これからは生活の二重化・二拠点や在宅ワーク・リモートワーク等も普及すると思いますが、急激に普及するには阪神淡路大震災で携帯電話が普及したように必然性を感じるエポックメイキングな出来事が起きないと難しいかもしれません。

利用しているサービスが停止した場合の損失等を計算しておく

企業の場合の話しに戻りますが、よくトラブルが発生時に相談を受けることが多いのが、「バックアップをとっていない」や「代替品を用意していない」等が今でも多く、企業の場合、事業規模に関わらずトラブル回復までの経済的損失はかなり大きいと思います。具体的には重要なデータが消えてしまった場合・また停電で重要なデータ閲覧できない・ECサイトのみで運営してる会社でサーバーがダウンしてしまう等もあります。また利用しているサービスがダウンまたはデータ消失してしまい業務が滞ることもあります。

一度現在のサービスが停止した場合の損失等を計算してみることも大事です。また直接被害を受けない場合でも、グローバル化により、間接的に影響する可能性が大きいです。例えば2018年の北海道胆振東部地震の大規模停電時もさくらサーバーは石狩にデータセンター拠点があった等、地方の場合でもデータセンター等あるので自社のデータがどこのデータセンターにあるなど把握しておく必要があります。

約60時間を非常用電源設備で乗り切った石狩データセンターの奇跡
https://ascii.jp/elem/000/001/738/1738515/

BCP(事業継続計画)の重要性

事業継続計画BCP(Business Continuity Plan)とは企業・地方公共団体等の組織が自然災害等などの緊急事態に遭遇した場合に損害を最小限にとどめつつ、中核事業の継続・早期復旧を可能とするために、平常時の活動や緊急時における事業継続の方法・手段などを決めておく計画のことをいいます。別名復旧計画とも呼ばれるそうです。前述のことも含め、平常時にあらゆる災害を想定して、対策を講じておく必要があると考えます。
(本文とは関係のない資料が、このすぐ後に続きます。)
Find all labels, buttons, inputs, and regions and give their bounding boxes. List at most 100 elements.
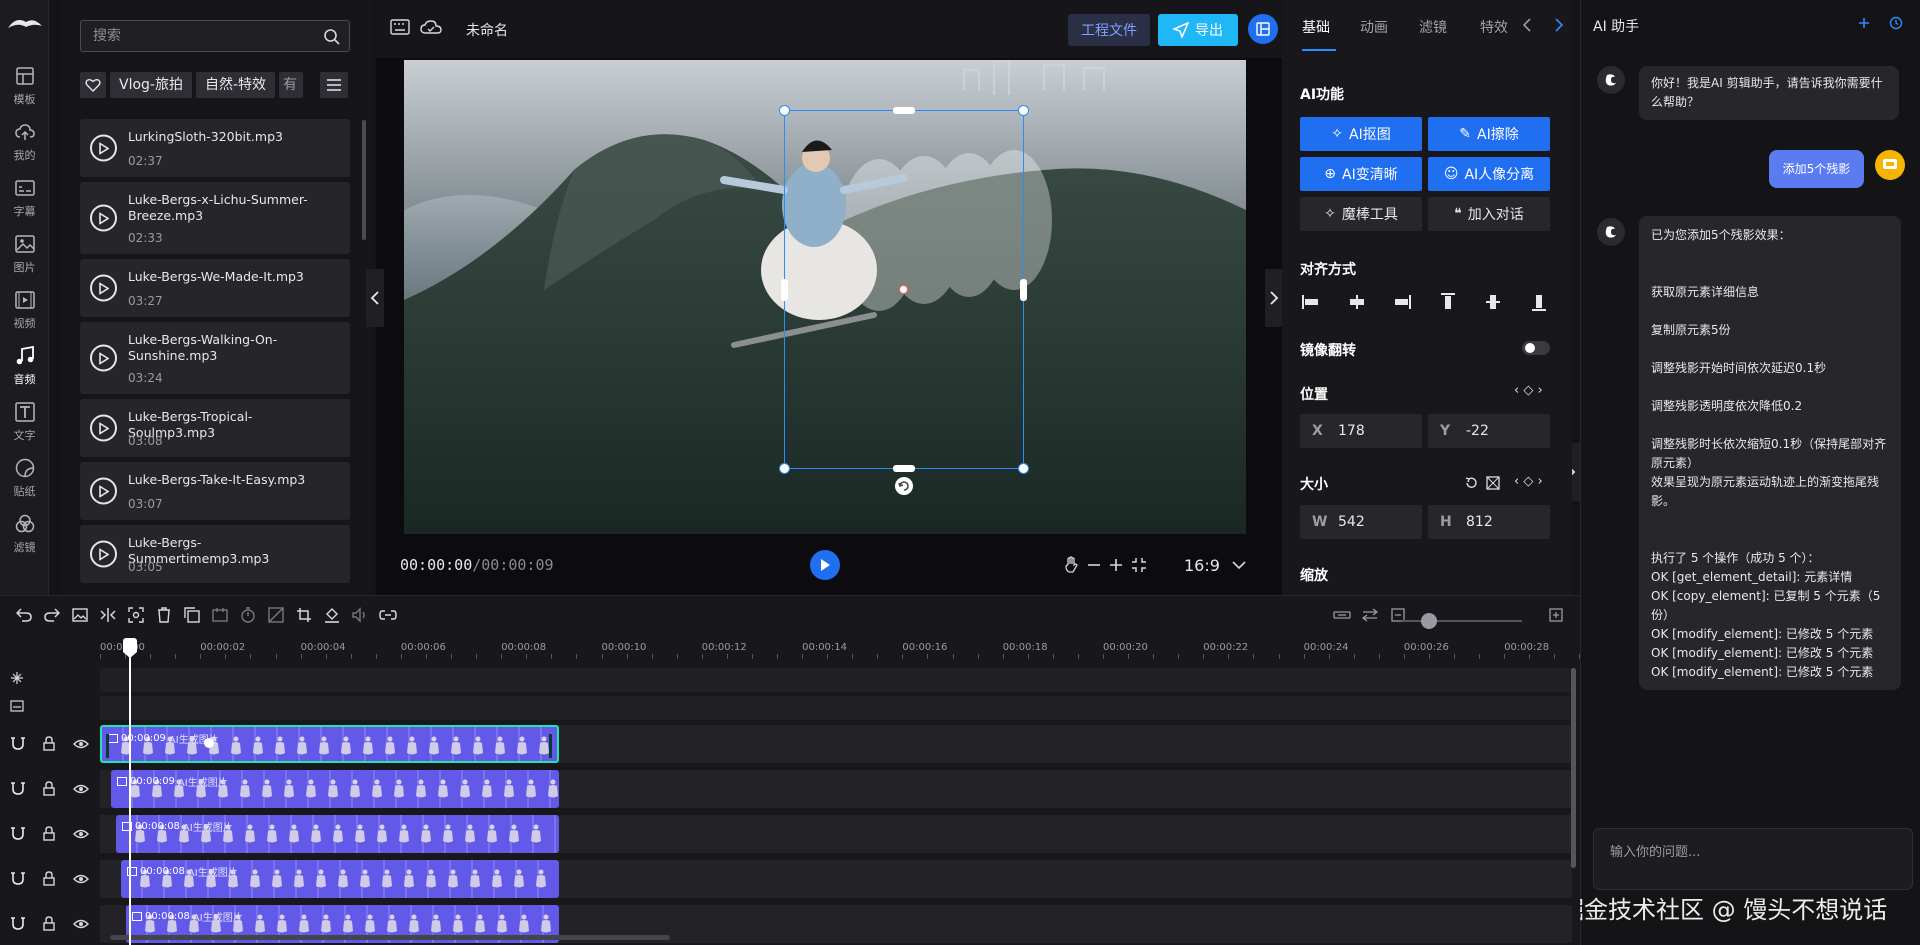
eye-toggle[interactable] [73, 781, 89, 797]
tab-animation[interactable]: 动画 [1360, 17, 1388, 37]
clip-trim-handle[interactable] [549, 734, 552, 758]
detach-button[interactable] [378, 605, 398, 625]
duplicate-button[interactable] [182, 605, 202, 625]
ai-portrait-separation-button[interactable]: ☺ AI人像分离 [1428, 157, 1550, 191]
height-field[interactable]: H 812 [1428, 505, 1550, 539]
align-top-button[interactable] [1437, 291, 1459, 313]
zoom-in-button[interactable] [1105, 554, 1127, 576]
lock-toggle[interactable] [41, 871, 57, 887]
freeze-frame-button[interactable] [210, 605, 230, 625]
magnet-toggle[interactable] [10, 826, 26, 842]
nav-item-filter[interactable]: 滤镜 [0, 506, 49, 562]
nav-item-subtitle[interactable]: 字幕 [0, 170, 49, 226]
list-item[interactable]: LurkingSloth-320bit.mp3 02:37 [80, 119, 350, 177]
list-item[interactable]: Luke-Bergs-x-Lichu-Summer-Breeze.mp3 02:… [80, 182, 350, 254]
crop-button[interactable] [294, 605, 314, 625]
width-value[interactable]: 542 [1338, 514, 1365, 530]
chevron-left-icon[interactable] [1522, 18, 1532, 32]
align-center-h-button[interactable] [1346, 291, 1368, 313]
timeline-zoom-out-button[interactable] [1388, 605, 1408, 625]
play-icon[interactable] [90, 344, 117, 372]
audio-button[interactable] [350, 605, 370, 625]
keyboard-icon[interactable] [390, 19, 410, 35]
resize-handle-bottom-right[interactable] [1018, 463, 1029, 474]
timeline-clip[interactable]: 00:00:09 AI生成图片 [100, 725, 559, 763]
collapse-library-button[interactable] [366, 269, 384, 327]
new-chat-button[interactable] [1855, 14, 1873, 32]
selection-box[interactable] [779, 105, 1029, 474]
split-button[interactable] [98, 605, 118, 625]
track-subtitle-icon[interactable] [9, 698, 25, 714]
magnet-toggle[interactable] [10, 871, 26, 887]
list-item[interactable]: Luke-Bergs-Tropical-Soulmp3.mp3 03:08 [80, 399, 350, 457]
play-icon[interactable] [90, 274, 117, 302]
playhead[interactable] [129, 638, 131, 945]
magnet-toggle[interactable] [10, 736, 26, 752]
resize-handle-top-right[interactable] [1018, 105, 1029, 116]
timeline-zoom-in-button[interactable] [1546, 605, 1566, 625]
nav-item-audio[interactable]: 音频 [0, 338, 49, 394]
play-icon[interactable] [90, 477, 117, 505]
magnet-toggle[interactable] [10, 916, 26, 932]
add-to-chat-button[interactable]: ❝ 加入对话 [1428, 197, 1550, 231]
project-file-button[interactable]: 工程文件 [1068, 14, 1150, 46]
lock-toggle[interactable] [41, 781, 57, 797]
ai-matting-button[interactable]: ✧ AI抠图 [1300, 117, 1422, 151]
play-icon[interactable] [90, 134, 117, 162]
timeline-ruler[interactable]: 00:00:00 00:00:02 00:00:04 00:00:06 00:00:08… [100, 638, 1581, 660]
play-icon[interactable] [90, 204, 117, 232]
clip-trim-handle[interactable] [106, 734, 109, 758]
list-item[interactable]: Luke-Bergs-Take-It-Easy.mp3 03:07 [80, 462, 350, 520]
search-input[interactable] [81, 21, 349, 51]
eye-toggle[interactable] [73, 826, 89, 842]
mask-button[interactable] [266, 605, 286, 625]
nav-item-mine[interactable]: 我的 [0, 114, 49, 170]
video-canvas[interactable] [404, 60, 1246, 534]
rotate-icon[interactable] [894, 476, 914, 496]
project-title[interactable]: 未命名 [466, 20, 508, 40]
timeline-clip[interactable]: 00:00:08 AI生成图片 [116, 815, 559, 853]
track-fit-button[interactable] [1332, 605, 1352, 625]
crop-focus-button[interactable] [126, 605, 146, 625]
list-item[interactable]: Luke-Bergs-Walking-On-Sunshine.mp3 03:24 [80, 322, 350, 394]
timeline-horizontal-scrollbar[interactable] [110, 935, 670, 940]
lock-toggle[interactable] [41, 826, 57, 842]
align-bottom-button[interactable] [1528, 291, 1550, 313]
magic-wand-tool-button[interactable]: ✧ 魔棒工具 [1300, 197, 1422, 231]
keyframe-nav[interactable]: ‹ ◇ › [1514, 474, 1543, 489]
cloud-icon[interactable] [420, 19, 442, 35]
aspect-ratio-value[interactable]: 16:9 [1184, 556, 1220, 575]
timeline-zoom-slider[interactable] [1402, 620, 1522, 622]
tab-filter[interactable]: 滤镜 [1419, 17, 1447, 37]
color-fill-button[interactable] [322, 605, 342, 625]
eye-toggle[interactable] [73, 736, 89, 752]
nav-item-template[interactable]: 模板 [0, 58, 49, 114]
nav-item-image[interactable]: 图片 [0, 226, 49, 282]
filter-chip-vlog[interactable]: Vlog-旅拍 [110, 72, 192, 98]
favorite-filter-button[interactable] [80, 72, 106, 98]
track-effect-icon[interactable] [9, 670, 25, 686]
timeline-zoom-knob[interactable] [1421, 613, 1437, 629]
magnet-toggle[interactable] [10, 781, 26, 797]
eye-toggle[interactable] [73, 916, 89, 932]
resize-handle-right[interactable] [1020, 279, 1027, 301]
reset-icon[interactable] [1464, 476, 1478, 490]
undo-button[interactable] [14, 605, 34, 625]
nav-item-text[interactable]: 文字 [0, 394, 49, 450]
resize-handle-top[interactable] [893, 107, 915, 114]
filter-chip-nature[interactable]: 自然-特效 [195, 72, 276, 98]
resize-handle-bottom-left[interactable] [779, 463, 790, 474]
align-center-v-button[interactable] [1482, 291, 1504, 313]
position-x-value[interactable]: 178 [1338, 423, 1365, 439]
nav-item-video[interactable]: 视频 [0, 282, 49, 338]
filter-menu-button[interactable] [320, 72, 348, 98]
play-button[interactable] [810, 550, 840, 580]
nav-item-sticker[interactable]: 贴纸 [0, 450, 49, 506]
library-scrollbar[interactable] [362, 120, 366, 240]
tab-basic[interactable]: 基础 [1302, 17, 1330, 37]
ai-question-input[interactable] [1594, 829, 1912, 863]
resize-handle-top-left[interactable] [779, 105, 790, 116]
redo-button[interactable] [42, 605, 62, 625]
ai-enhance-button[interactable]: ⊕ AI变清晰 [1300, 157, 1422, 191]
resize-handle-bottom[interactable] [893, 465, 915, 472]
リスクマネージメントとクライシスマネージメントの違い

リスクマネージメントということはよく耳にすることが多いと思いますが、クライシスマネージメントという言葉は知らない人が多いかもしれません。

リスクマネージメントは平常時に対応するマネージメントであり、災害等・危機が発生する前にそれを回避する方策や被害を最小限に抑えるためさまざまな対策を講じることに対してクライシスマネージメントは危機は必ず発生するものという前提にもとづき、機械等のトラブルに陥ることを覚悟の上で、初期対応や二次被害の回避を行うことになります。実際に災害等・危機が発生した時や災害・危機等の事後にいかにリスクを最小化するかを考えることがクライシスマネージメントになります。

リスクマネージメントは企業では対応を考えているところが多いと思いますが、それでも想定外のことが起こりうる可能性があります。リスクマネージメントを検討すると並行して実際に災害等トラブル機器が発生した時にどう行動するかクライシスマネージメントも検討しておくといいでしょう。

想定する災害を対策するということはクリエイティブ能力が要求

リスクマネージメントとクライシスマネージメントともに必要とされる能力の一つとしてクリエイティブ能力が必要でないかと考えます。想定する災害を対策するということはクリエイティブ能力が要求されます。また実際に災害・トラブル時も工夫・クリエイティブ能力が要求されます。手持ちのものでなんとしないといけない状態なので工夫が必要になるのと例えばミネラルウォーターが不足している場合、スーパーコンビニ等に行列ができる等、災害時の行動習性はほぼみんな同じになるので、そうした行動習性とは別の
行動習性が必要になるかもしれません。

ネットの世界も日常生活も1つに依存するのはリスクが高い時代になっています。災害時等に限らずとも集客面でもSEO・リスティング広告・SNS等複数からの集客をしていると例えSEOのランクが下がっても他の部分で補えます。もちろん人間はなにかに依存しないと生きていけませんが、1つに依存しすぎるのもよくありません。